Number of overhang and unsold homes may come down in the next few months

Aina Edayu AhmadKUALA LUMPUR (Nov 1): Overhang and unsold housing units may see a gradual decline over the next few months on the back of decreasing new launches in the market, said National Property Information Centre (Napic) property market sector deputy director Aina Edayu Ahmad (pictured).

According to Napic’s data, as at September 2016, overhang and unsold properties under construction have increased to 14,193 and 58,300 from 8,841 and 47,429 units respectively, while new launches have decreased to 23,112 units from 53,357 units recorded during the same period last year. In other words, the gap between overhang/unsold units and new launches has narrowed compared with the same period last year.
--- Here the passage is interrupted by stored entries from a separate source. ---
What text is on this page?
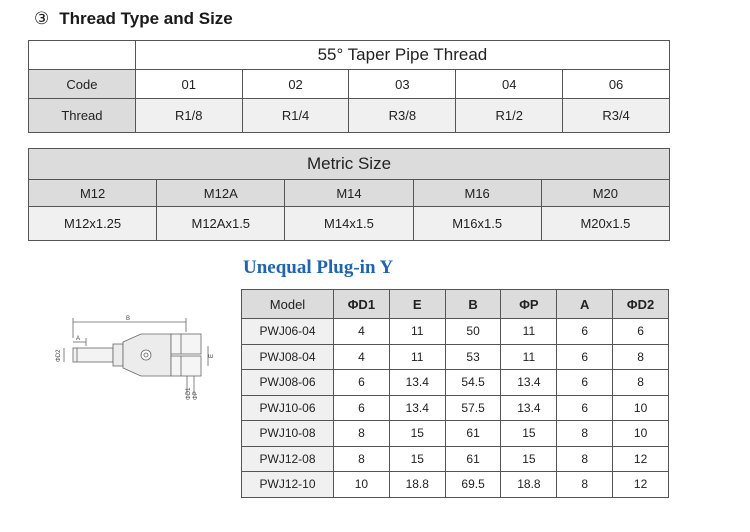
③ Thread Type and Size
	55° Taper Pipe Thread				
Code	01	02	03	04	06
Thread	R1/8	R1/4	R3/8	R1/2	R3/4
Metric Size				
M12	M12A	M14	M16	M20
M12x1.25	M12Ax1.5	M14x1.5	M16x1.5	M20x1.5
Unequal Plug-in Y
B
A
ΦD2	E
ΦD1 ΦP
Model	ΦD1	E	B	ΦP	A	ΦD2
PWJ06-04	4	11	50	11	6	6
PWJ08-04	4	11	53	11	6	8
PWJ08-06	6	13.4	54.5	13.4	6	8
PWJ10-06	6	13.4	57.5	13.4	6	10
PWJ10-08	8	15	61	15	8	10
PWJ12-08	8	15	61	15	8	12
PWJ12-10	10	18.8	69.5	18.8	8	12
“Having fewer new property launches is good for the market now because it enables the market to absorb the existing stock in the market, hence we will not see the overhang and unsold numbers increase significantly, or to be optimistic, there are chances that the numbers may decrease gradually in the next few months,” said Aina during her “Property Market Performance Review” at ‘The Malaysian Property Market: Opportunities amidst uncertainties” seminar organised by Rahim & Co today.

She said the market is self-adjusting and recovering from the slowdown.

“Rather than predict what the property market trend and direction is, allow the market to self-adjust and do its own correction. For developers, it is good for them to hold back launches and re-plan their launches more carefully to avoid more unsold and overhang units,” she said.

Aina does not see the market bouncing back over the next few months.

“Looking at the data of the past nine months, we don’t see signs of the property market bouncing back although it may be stimulated in the short term when new policies and measures are introduced to the market,” Aina noted.

“The property market reacts to new monetary policies and government interventions very fast, and we do see many new measures being imposed to help those in need to get homes. However, we never really know which measure actually boosts the market the most,” she said.